FEI poll: Better governance is costing companies more

The Sarbanes-Oxley Act has brought about tremendous improvements in corporate governance and internal control, but the changes haven't come cheap.

According to a survey recently released by Financial Executives International, 46 of the 100 largest U.S. public companies have exceeded the new requirements on independent board directors. Costs, however, have been 62 percent higher than anticipated, with a 109 percent rise in internal expenses, a 42 percent rise in external costs, and a 40 percent increase in auditor fees.

The survey reflects the first year in which most public companies had to comply with various provisions of Sarbanes-Oxley, the more stringent listing standards at the New York Stock Exchange and Nasdaq, and new disclosure rules issued by the Securities and Exchange Commission.

The survey, conducted in July, is the profession's first look at the practical and financial effects of SOX 404.

"When we conducted our January survey, audit firms hadn't yet provided their clients with complete estimates for Section 404 work, because the auditing standards had not been finalized," said Colleen Sayther, FEI's president and chief executive. "Now that the standards are finalized and implementation efforts are further along, compliance costs can be more accurately determined."

The determinations have not all been pleasant. While companies are hoping that better governance and internal controls will improve public perception and attract investment, some see the measures as not much more than cost without benefit.

William R. Walker, chief financial officer and secretary of Hi/fn, a company that provides computer security solutions that has 150 employees and revenues of about $40 million, said that his company saved money by doing all SOX 404 documentation in-house, but it was still expensed at $200,000. At the same time, he expects audit fees to rise by 50 percent.

Are the improved governance and internal controls worth the cost?

"No," Walker said. "I'm doing things like I did before. I probably have better documentation, but procedurally, it's the same. I've added hundreds of thousands of dollars to my operating expenses, and I'm not doing anything differently."

While Walker said that changes in governance at his company were not significant, the FEI survey found larger companies making more drastic changes. The survey found that 81 of the top 100 companies had boards with at least three quarters of their directors independent from management. At 35 companies, the chief executive was the only management member of the board. The major stock exchanges only require half of the board to be independent.

In an apparent effort to improve public perception, 42 percent of the companies disclosed the names of more than one financial expert on the corporate audit committee. Audit committees also met more often than before. At 46 companies, they met nine times or more in 2003. In 2002, only 23 audit committees met that often.

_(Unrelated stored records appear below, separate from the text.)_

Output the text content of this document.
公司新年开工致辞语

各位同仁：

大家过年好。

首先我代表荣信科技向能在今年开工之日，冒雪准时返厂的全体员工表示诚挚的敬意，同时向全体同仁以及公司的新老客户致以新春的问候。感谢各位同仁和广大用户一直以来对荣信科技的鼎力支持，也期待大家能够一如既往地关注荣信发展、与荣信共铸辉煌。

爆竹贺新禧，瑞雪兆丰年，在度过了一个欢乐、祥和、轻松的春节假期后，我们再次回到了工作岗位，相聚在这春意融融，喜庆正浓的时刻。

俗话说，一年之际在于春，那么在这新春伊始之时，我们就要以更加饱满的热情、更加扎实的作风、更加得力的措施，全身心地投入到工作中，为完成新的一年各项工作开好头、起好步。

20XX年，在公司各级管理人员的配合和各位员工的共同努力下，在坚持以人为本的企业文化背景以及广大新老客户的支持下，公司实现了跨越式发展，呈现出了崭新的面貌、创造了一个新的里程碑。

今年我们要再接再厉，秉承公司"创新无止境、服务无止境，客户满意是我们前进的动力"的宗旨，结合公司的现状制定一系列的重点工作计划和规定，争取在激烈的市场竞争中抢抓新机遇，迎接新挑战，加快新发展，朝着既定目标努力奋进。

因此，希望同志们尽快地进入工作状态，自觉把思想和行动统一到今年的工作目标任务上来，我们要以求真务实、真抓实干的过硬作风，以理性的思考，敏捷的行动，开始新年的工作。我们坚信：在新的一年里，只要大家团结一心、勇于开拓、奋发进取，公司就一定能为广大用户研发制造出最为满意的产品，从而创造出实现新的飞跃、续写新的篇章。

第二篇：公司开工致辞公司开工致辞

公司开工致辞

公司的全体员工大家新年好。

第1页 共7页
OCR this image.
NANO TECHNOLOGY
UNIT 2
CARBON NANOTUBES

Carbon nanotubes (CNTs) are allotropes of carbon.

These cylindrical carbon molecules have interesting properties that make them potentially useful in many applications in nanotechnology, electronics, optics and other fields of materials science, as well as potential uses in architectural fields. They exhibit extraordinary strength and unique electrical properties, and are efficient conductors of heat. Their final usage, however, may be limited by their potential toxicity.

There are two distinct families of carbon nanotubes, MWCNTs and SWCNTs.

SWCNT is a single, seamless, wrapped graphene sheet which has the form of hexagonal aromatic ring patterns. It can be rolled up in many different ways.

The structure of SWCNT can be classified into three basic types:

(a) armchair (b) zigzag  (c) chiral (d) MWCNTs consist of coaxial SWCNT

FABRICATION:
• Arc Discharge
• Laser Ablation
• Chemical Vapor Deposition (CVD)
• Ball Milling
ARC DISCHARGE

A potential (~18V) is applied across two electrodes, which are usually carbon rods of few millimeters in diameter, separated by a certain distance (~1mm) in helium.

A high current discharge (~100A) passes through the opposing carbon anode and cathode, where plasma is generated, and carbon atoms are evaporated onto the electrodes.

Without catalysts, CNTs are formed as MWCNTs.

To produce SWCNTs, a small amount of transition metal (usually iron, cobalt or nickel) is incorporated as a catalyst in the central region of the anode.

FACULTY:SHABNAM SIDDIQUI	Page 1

As companies demanded more of their boards of directors, retainers for directors increased significantly. Nine of the top companies paid more than $80,000 in 2003, compared to only three in 2002. The majority of companies paid between $20,000 and $80,000. In 2002, the majority of companies paid between $15,000 and $50,000. Only a small minority - 4 percent - paid an additional retainer to members of the audit committee.

The survey also found increases in the use of guidelines for stock ownership by board directors, with a majority of companies requiring directors to hold stock valued at a percentage of the individual's salary or retainer. More than half allowed directors to receive part of their retainer or salary in stock.

The options question

Though Sarbanes-Oxley has nothing to do with the controversy over the expensing of stock option compensation, 41 percent of the top 100 companies voluntarily expensed stock compensation in 2003, compared to only 9 percent in 2002.

The voluntary move by so many companies is significant, in that several industry groups, especially in new technology, are resisting a likely new rule from the Financial Accounting Standards Board that would require such expensing. Under current rules, financial reports need only disclose the estimated impact on the balance sheet if options were expensed.

The survey found estimates in the cost of complying with SOX to have risen over the past six months. Among the 224 companies that responded to the FEI poll, the average number of employee hours spent to comply with requirements for internal control was 25,667 hours, plus 5,037 hours by external, non-employee personnel. In January of this year, the averages were 12,265 and 3,059, respectively.

Hi/fn's Walker said that the survey was generally reflective of his company's experience.

"[SOX Section 404] is a very expensive operation for small companies," he said. "It's hard intellectually to argue against good internal controls, but the costs, with minimal value, are significant."